Unwilling to wait for the mountains of praise when Teddy Football becomes the next Aaron Rodgers (if God is from Minnesota), one Vikings official tried to demand it.
Fargo Forum reporter Adrian Glass-Moore was assigned a story about a rookie Vikings cheerleader. Hardly a searing expose on the seedy underbelly of NFL pom-pomming, it was a light profile on a North Dakota native who made the squad for the first time – a NoDak rarity, says Glass-Moore. The tailor-made puff piece was timed with several Fargo appearances the purple pyramid climber was scheduled to make.

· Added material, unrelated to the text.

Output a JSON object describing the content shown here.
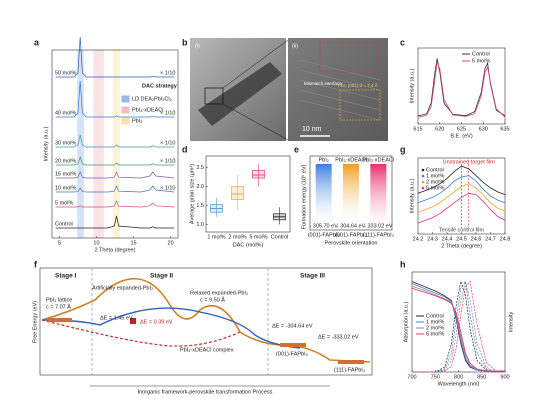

But before giving the green light, Vikings cheerleader co-coach and appearance coordinator Theresa Baugus had a few ground rules that were published on noted media reporter Jim Romenesko’s blog. The one that rattled Romenesko’s journalistic following was one asking Glass-Moore to promise it would be a “positive promotion” of the cheerleader, the squad, and the almighty Minnesota Vikings.
Sorry, Minnesota Vikings, but that's not the way it works. https://twitter.com/aglassmoore/status/638110215620161536
“I was definitely surprised,” Glass-Moore says. “I thought it was an absurd request. I mean, I’m used to certain organizations trying to find out what I’m writing about or trying to get a sense for my story to see if they want to give me access. Usually they’ll do it in a subtle way, try to feel out if what I’m writing is going to be a hatchet job, which it wouldn’t be.”
Since agreeing to be an organization’s stooge is a journalistic no-no, Glass-Moore rejected the request (via Twitter) and killed the story.
“I wasn’t trying to expose any wrongdoing at the cheerleading team or anything, so I don’t know why they reacted like that,” Glass-Moore says. “But as soon as they gave me that email I just couldn’t write about it. That was an automatic deal-breaker, even though I’m sure the story would have been a nice little profile on this cheerleader.”
Following orders from his editor, the second-year reporter reached out to Baugus directly, rather than the Vikings' PR henchmen who typically facilitate or pooh-pooh interviews. One said henchman didn’t immediately respond to our request for comment. However Jeff Anderson, the Vikes’ executive director of communications, offered this explanation to a Forum editor on Twitter.
In response to our query, Anderson reiterated that Glass-Moore's interview request was not made through the proper channels and that the team's PR gurus would not make such stipulations.
"In this case, the request was not made through the Vikings public relations department but instead was directed to a cheerleading appearance coordinator who is not familiar with journalism expectations or etiquette," Anderson said in a statement. "The Vikings have never and will never expect to control the tone of a reporter's story. Internally we will continue to ensure that all members of the organization understand and follow the interview request process we have established."